SAP Shares Collapse After Lockdowns Force Cuts to Revenue
SAP SE shares dropped as much as 21%, the biggest intraday fall since 1999, after the software company cut its revenue forecast for the full year and said it expects a fresh wave of lockdowns to hurt demand through the first half of 2021.
In a test for Christian Klein, who became sole chief executive officer in April, the pandemic will delay SAP’s goals for cloud revenue, overall sales and operating profit by one or two years, especially in hard-hit industries such as business travel, the Walldorf, Germany-based company said in a statement on Sunday. The drop in shares on Monday wiped 28 billion euros ($33.1 billion) off SAP’s market value.
The drop-off in SAP’s cloud revenue is a sign that companies are putting off making major decisions about updating their software, as the pandemic continues to limit any global economic recovery.
SAP said it expects limited growth and margin improvement over the next two years, and moved expectations to meet its 2023 strategy plan out to 2025. Klein said on a call Monday he expects a conservative recovery into the first half of next year.

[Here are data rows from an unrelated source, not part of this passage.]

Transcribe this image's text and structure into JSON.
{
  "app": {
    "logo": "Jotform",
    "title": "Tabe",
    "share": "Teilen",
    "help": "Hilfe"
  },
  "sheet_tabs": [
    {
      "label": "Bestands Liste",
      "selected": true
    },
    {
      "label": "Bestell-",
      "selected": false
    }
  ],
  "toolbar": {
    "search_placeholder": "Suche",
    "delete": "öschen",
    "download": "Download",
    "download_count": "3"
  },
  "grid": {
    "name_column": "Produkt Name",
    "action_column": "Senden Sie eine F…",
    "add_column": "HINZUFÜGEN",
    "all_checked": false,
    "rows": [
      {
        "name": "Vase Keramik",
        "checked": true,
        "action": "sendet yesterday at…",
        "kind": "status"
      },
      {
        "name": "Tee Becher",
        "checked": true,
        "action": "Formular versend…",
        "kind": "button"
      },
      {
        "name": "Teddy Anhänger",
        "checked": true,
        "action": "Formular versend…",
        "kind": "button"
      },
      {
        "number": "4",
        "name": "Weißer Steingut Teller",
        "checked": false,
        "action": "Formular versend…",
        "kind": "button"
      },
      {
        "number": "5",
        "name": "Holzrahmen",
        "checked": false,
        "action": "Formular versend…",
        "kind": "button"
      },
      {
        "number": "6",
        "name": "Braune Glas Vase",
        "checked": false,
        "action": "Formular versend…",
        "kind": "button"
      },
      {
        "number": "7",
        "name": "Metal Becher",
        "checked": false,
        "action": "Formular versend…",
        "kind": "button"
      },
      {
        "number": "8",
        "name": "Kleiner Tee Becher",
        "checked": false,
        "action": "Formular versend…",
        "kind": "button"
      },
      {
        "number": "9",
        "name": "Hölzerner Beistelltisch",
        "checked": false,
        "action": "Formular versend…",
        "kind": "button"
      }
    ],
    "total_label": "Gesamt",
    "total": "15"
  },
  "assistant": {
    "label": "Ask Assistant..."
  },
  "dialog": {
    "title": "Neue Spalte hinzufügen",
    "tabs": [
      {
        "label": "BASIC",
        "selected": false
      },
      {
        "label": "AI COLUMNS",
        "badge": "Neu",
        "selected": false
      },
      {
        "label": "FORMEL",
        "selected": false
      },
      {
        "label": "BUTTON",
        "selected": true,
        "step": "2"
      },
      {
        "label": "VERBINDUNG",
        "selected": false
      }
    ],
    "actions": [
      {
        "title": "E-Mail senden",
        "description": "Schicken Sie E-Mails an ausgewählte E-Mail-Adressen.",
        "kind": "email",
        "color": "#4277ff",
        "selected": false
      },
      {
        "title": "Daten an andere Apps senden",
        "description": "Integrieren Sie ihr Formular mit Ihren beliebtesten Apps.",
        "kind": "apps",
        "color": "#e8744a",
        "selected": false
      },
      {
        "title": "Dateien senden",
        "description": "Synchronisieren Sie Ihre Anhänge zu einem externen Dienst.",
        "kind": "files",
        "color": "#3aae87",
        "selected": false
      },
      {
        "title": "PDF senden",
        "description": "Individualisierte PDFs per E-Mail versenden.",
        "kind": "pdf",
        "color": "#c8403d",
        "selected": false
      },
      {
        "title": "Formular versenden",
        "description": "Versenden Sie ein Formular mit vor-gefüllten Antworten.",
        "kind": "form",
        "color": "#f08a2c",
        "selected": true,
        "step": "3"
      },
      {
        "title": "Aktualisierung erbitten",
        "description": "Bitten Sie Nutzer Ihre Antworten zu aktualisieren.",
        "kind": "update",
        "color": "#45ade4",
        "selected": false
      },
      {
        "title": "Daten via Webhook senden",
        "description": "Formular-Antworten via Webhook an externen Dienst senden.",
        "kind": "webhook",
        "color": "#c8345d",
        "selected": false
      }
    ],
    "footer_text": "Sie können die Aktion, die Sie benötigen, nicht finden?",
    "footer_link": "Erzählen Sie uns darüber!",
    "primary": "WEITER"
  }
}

The previous outlook “assumed economies would reopen and population lockdowns would ease, leading to a gradually improving demand environment in the third and fourth quarters,” SAP said in the statement. “Lockdowns have been recently re-introduced in some regions and demand recovery has been more muted than expected.”
The pessimistic short-term outlook from SAP risked a knock-on effect on the European software industry, warned analysts at Citi. Europe’s Stoxx Technology index fell as much as 6.3%, its biggest one-day loss since March.
SAP now expects adjusted revenue of 27.2 billion euros to 27.8 billion euros ($32.2 billion to $32.9 billion) at constant currencies in 2020, lower than the earlier guidance of 27.8 billion euros to 28.5 billion euros. SAP also said it no longer sees a boost from business-travel related revenue this year in its Concur business.
It’s difficult to find positive news in the results, Nicholas David, an analyst at Oddo BHF said Monday. “The warning on the mid-term ambitions was expected/feared by the market but the new ambitions are lower than the most pessimistic expectations,” he said in a note.
SAP said it is in the advanced stages of a listing for its Qualtrics software unit. It announced the decision in July to list the U.S. unit less than two years after buying the company for a record sum, a surprise u-turn signaling a strategic shift under Klein.
“We are well advanced in the preparations of the Qualtrics IPO”, Chief Financial Officer Luka Mucic said on a call Monday. “Qualtrics has had a strong quarter which will set it up for further growth into next year.”
- Adjusted cloud revenue is expected to be 8 billion euros to 8.2 billion euros in 2020, down from a previous estimate of 8.3 billion euros to 8.7 billion euros.
- Operating profit will be 8.1 billion euros to 8.5 billion euros this year, down from expectations of as much as 8.7 billion euros.
- SAP updated its mid-term ambition for total revenue to more than 36 billion euros in 2025 compared to its previous estimate of 35 billion euros in 2023.
- The company sees more than 22 billion euros in cloud revenue and over 11.5 billion euros in operating profit by 2025.
- Third quarter non-IFRS operating profit decreased by 12% year over year to 2.07 billion euros. That compared to the 2.15 billion-euro average estimate from analysts in a Bloomberg survey.
- Revenue in the period declined 4% to 6.54 billion euros compared to analysts’ average 6.89 billion euro estimate.